1/4/2007

A Picture's Worth Half A Dozen Boners

Jessica Alba in Miami: It’s high tide in our shorts, if you, uh… catch our driftwood. And we’re pretty sure you do, if you know what we mean.

Not an ass-man/woman? That’s okay. Lindsay Lohan has your front, if you text our message. And wr prty shr u do, if you know what we mean.

Not a barely-bikini’d, celeb-man/woman? that’s okay, too. Trip Girl Fernanda Caleffi has your (nsfw), if you (kwwm). And we’re pretty sure you do, if you know what we mean.

all that white stuff in the water actually is semen

The looks on their faces. And she’s still with Cash Warren!? Axe body spray does work.

those are what the germans call ass antlers

Sure, she looks great from behind but if you see those pictures from the front her ribs are starting to show. She looked better meatier with brestsisis.

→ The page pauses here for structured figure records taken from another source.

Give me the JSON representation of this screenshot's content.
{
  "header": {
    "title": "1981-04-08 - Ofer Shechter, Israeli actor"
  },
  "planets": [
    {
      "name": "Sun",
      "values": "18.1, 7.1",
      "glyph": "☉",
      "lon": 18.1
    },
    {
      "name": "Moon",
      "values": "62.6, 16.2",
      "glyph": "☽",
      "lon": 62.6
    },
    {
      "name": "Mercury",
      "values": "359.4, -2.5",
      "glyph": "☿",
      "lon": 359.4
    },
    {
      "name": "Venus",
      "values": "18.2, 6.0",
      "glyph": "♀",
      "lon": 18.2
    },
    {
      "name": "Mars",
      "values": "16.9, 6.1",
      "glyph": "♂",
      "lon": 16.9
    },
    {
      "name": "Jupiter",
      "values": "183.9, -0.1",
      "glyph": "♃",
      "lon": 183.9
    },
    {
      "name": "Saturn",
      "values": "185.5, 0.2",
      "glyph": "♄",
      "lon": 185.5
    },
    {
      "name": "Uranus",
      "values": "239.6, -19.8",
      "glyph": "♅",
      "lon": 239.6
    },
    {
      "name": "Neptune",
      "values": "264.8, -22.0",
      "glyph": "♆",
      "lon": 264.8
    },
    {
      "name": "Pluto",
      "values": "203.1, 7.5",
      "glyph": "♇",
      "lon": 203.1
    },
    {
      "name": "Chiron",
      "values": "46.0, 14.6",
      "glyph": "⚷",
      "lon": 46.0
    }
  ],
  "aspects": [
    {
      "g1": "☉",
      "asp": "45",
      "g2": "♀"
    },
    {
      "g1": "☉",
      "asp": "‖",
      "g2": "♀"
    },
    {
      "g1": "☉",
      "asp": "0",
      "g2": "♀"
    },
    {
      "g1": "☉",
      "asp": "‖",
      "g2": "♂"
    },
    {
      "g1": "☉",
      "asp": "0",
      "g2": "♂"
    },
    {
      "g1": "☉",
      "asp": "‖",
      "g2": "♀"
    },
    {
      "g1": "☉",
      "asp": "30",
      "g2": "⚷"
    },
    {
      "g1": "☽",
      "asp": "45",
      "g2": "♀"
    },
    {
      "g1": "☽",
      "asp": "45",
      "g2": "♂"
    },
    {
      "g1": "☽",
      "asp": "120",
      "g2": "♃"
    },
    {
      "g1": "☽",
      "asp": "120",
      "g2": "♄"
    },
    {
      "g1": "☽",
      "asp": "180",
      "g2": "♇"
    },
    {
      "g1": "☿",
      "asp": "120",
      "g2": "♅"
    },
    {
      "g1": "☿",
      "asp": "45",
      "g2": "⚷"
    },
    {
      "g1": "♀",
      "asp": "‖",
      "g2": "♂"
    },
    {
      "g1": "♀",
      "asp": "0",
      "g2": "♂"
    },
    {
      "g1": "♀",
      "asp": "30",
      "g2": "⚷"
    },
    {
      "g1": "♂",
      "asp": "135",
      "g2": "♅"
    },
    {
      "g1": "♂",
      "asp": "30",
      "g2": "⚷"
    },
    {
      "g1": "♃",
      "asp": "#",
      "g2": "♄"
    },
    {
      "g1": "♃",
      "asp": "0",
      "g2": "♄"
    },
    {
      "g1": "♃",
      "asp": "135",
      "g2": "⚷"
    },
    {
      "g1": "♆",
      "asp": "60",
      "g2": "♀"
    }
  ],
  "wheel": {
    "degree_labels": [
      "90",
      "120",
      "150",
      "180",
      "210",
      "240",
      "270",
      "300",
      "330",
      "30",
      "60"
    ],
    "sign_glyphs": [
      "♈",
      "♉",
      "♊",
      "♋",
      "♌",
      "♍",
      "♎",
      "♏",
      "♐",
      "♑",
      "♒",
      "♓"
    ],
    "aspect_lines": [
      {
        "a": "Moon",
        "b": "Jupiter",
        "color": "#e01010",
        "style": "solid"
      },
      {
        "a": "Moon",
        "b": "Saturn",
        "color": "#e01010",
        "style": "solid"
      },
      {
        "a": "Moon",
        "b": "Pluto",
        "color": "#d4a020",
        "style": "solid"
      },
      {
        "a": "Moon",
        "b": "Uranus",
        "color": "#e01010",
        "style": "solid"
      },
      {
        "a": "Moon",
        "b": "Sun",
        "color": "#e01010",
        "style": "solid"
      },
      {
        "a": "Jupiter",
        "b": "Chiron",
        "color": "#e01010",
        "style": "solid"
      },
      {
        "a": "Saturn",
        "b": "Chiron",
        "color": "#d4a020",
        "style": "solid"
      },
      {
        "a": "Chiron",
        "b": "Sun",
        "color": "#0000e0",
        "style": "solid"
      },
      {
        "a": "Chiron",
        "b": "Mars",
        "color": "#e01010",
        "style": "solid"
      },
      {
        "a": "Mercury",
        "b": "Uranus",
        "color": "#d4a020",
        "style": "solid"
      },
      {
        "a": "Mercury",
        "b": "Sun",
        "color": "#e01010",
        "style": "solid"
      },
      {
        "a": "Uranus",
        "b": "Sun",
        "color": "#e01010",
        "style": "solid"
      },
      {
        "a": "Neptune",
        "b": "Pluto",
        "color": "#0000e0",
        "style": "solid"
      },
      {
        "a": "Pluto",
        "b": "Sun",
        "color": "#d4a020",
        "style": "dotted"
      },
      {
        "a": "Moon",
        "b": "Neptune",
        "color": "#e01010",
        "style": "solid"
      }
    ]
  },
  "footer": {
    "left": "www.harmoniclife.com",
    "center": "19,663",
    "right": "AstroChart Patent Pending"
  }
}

sad how Cash Warren has to go down on her constantly and publicly, to tell all other dudes shes his. even on vacation.

i don’t care if that trip girl has a tramp stamp or can’t speak my language. she is ridiculously hot.

i like the color of Linds’ bikini. i swear she has a pump for those things, always changing size.

never enough fronts.

I love the one guy looking the wrong way.

I love how unpretentious they are, you know. She’s not ashamed to be with a shorter man, unlike that crouching hooker Kate Cruise.

Where was that butt in Sin City? She plays a stripper in a movie and we just get to see her in a padded bra. Now this is what should have been there.